Viernes, 9 de diciembre de 2016

| 2016/09/13 16:44

Del S-11 a la paz

El S-11 marcó el inicio de la guerra antiterrorista y en esa onda supranacional se montó Colombia tras la ruptura de la negociación de paz de Pastrana.

Jairo Gómez. Foto: Semana.com

El 11 de septiembre de 2001 marcó el inicio de la guerra antiterrorista más cruenta que se haya visto en los últimos tiempos, y en esa onda supranacional se montó Colombia tras la ruptura de la negociación de paz que se adelantaba en el gobierno Pastrana.

En una acción menos temeraria a la de Nueva York, pero igual de desafiante, las FARC en 2002 secuestraron un avión, lo aterrizaron en una vía carreteable y de allí se llevaron al senador Gechen Turbay. El aquel entonces astuto candidato a la presidencia Álvaro Uribe Vélez, montó su discurso sobre estos hechos y construyó su propuesta de lucha contra el terrorismo sobre la base de la derrota militar de la guerrilla. Quiso, equivocadamente, trasladar la “guerra contra el terror” planteada desde Washington a un conflicto interno entre colombianos, mejor, entre humildes soldados y guerrilleros de una misma nacionalidad.

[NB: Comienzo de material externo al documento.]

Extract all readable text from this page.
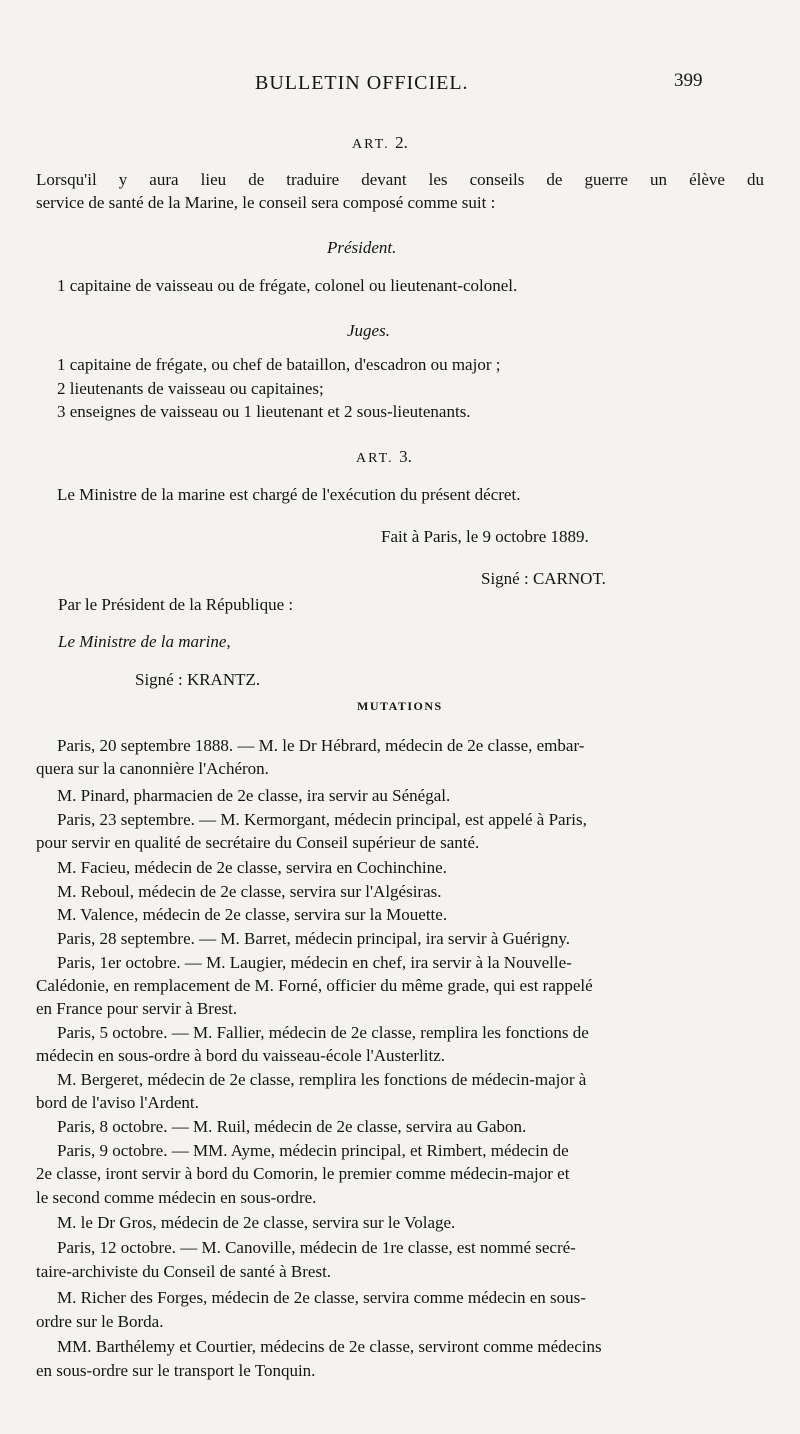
BULLETIN OFFICIEL.	399
ART. 2.
Lorsqu'il y aura lieu de traduire devant les conseils de guerre un élève du
service de santé de la Marine, le conseil sera composé comme suit :
Président.
1 capitaine de vaisseau ou de frégate, colonel ou lieutenant-colonel.
Juges.
1 capitaine de frégate, ou chef de bataillon, d'escadron ou major ;
2 lieutenants de vaisseau ou capitaines;
3 enseignes de vaisseau ou 1 lieutenant et 2 sous-lieutenants.
ART. 3.
Le Ministre de la marine est chargé de l'exécution du présent décret.
Fait à Paris, le 9 octobre 1889.
Signé : CARNOT.
Par le Président de la République :
Le Ministre de la marine,
Signé : KRANTZ.
MUTATIONS
Paris, 20 septembre 1888. — M. le Dr Hébrard, médecin de 2e classe, embar-
quera sur la canonnière l'Achéron.
M. Pinard, pharmacien de 2e classe, ira servir au Sénégal.
Paris, 23 septembre. — M. Kermorgant, médecin principal, est appelé à Paris,
pour servir en qualité de secrétaire du Conseil supérieur de santé.
M. Facieu, médecin de 2e classe, servira en Cochinchine.
M. Reboul, médecin de 2e classe, servira sur l'Algésiras.
M. Valence, médecin de 2e classe, servira sur la Mouette.
Paris, 28 septembre. — M. Barret, médecin principal, ira servir à Guérigny.
Paris, 1er octobre. — M. Laugier, médecin en chef, ira servir à la Nouvelle-
Calédonie, en remplacement de M. Forné, officier du même grade, qui est rappelé
en France pour servir à Brest.
Paris, 5 octobre. — M. Fallier, médecin de 2e classe, remplira les fonctions de
médecin en sous-ordre à bord du vaisseau-école l'Austerlitz.
M. Bergeret, médecin de 2e classe, remplira les fonctions de médecin-major à
bord de l'aviso l'Ardent.
Paris, 8 octobre. — M. Ruil, médecin de 2e classe, servira au Gabon.
Paris, 9 octobre. — MM. Ayme, médecin principal, et Rimbert, médecin de
2e classe, iront servir à bord du Comorin, le premier comme médecin-major et
le second comme médecin en sous-ordre.
M. le Dr Gros, médecin de 2e classe, servira sur le Volage.
Paris, 12 octobre. — M. Canoville, médecin de 1re classe, est nommé secré-
taire-archiviste du Conseil de santé à Brest.
M. Richer des Forges, médecin de 2e classe, servira comme médecin en sous-
ordre sur le Borda.
MM. Barthélemy et Courtier, médecins de 2e classe, serviront comme médecins
en sous-ordre sur le transport le Tonquin.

Eran unas FARC envalentonadas que creyeron que tenían el suficiente poderío militar y político para tomarse el poder, pero además hicieron la lectura equivocada al creer que, tras los hechos del S-11, las posibilidades de lograrlo se hacían viables. La desconfianza reinó en la opinión y Uribe Vélez, gobernó.

Como ocurrió en Estados Unidos, además del país político, los medios de comunicación se volcaron en favor de la guerra contra la guerrilla. Fueron el aparato de propaganda mejor utilizado por Uribe, un comunicador innato y eficaz.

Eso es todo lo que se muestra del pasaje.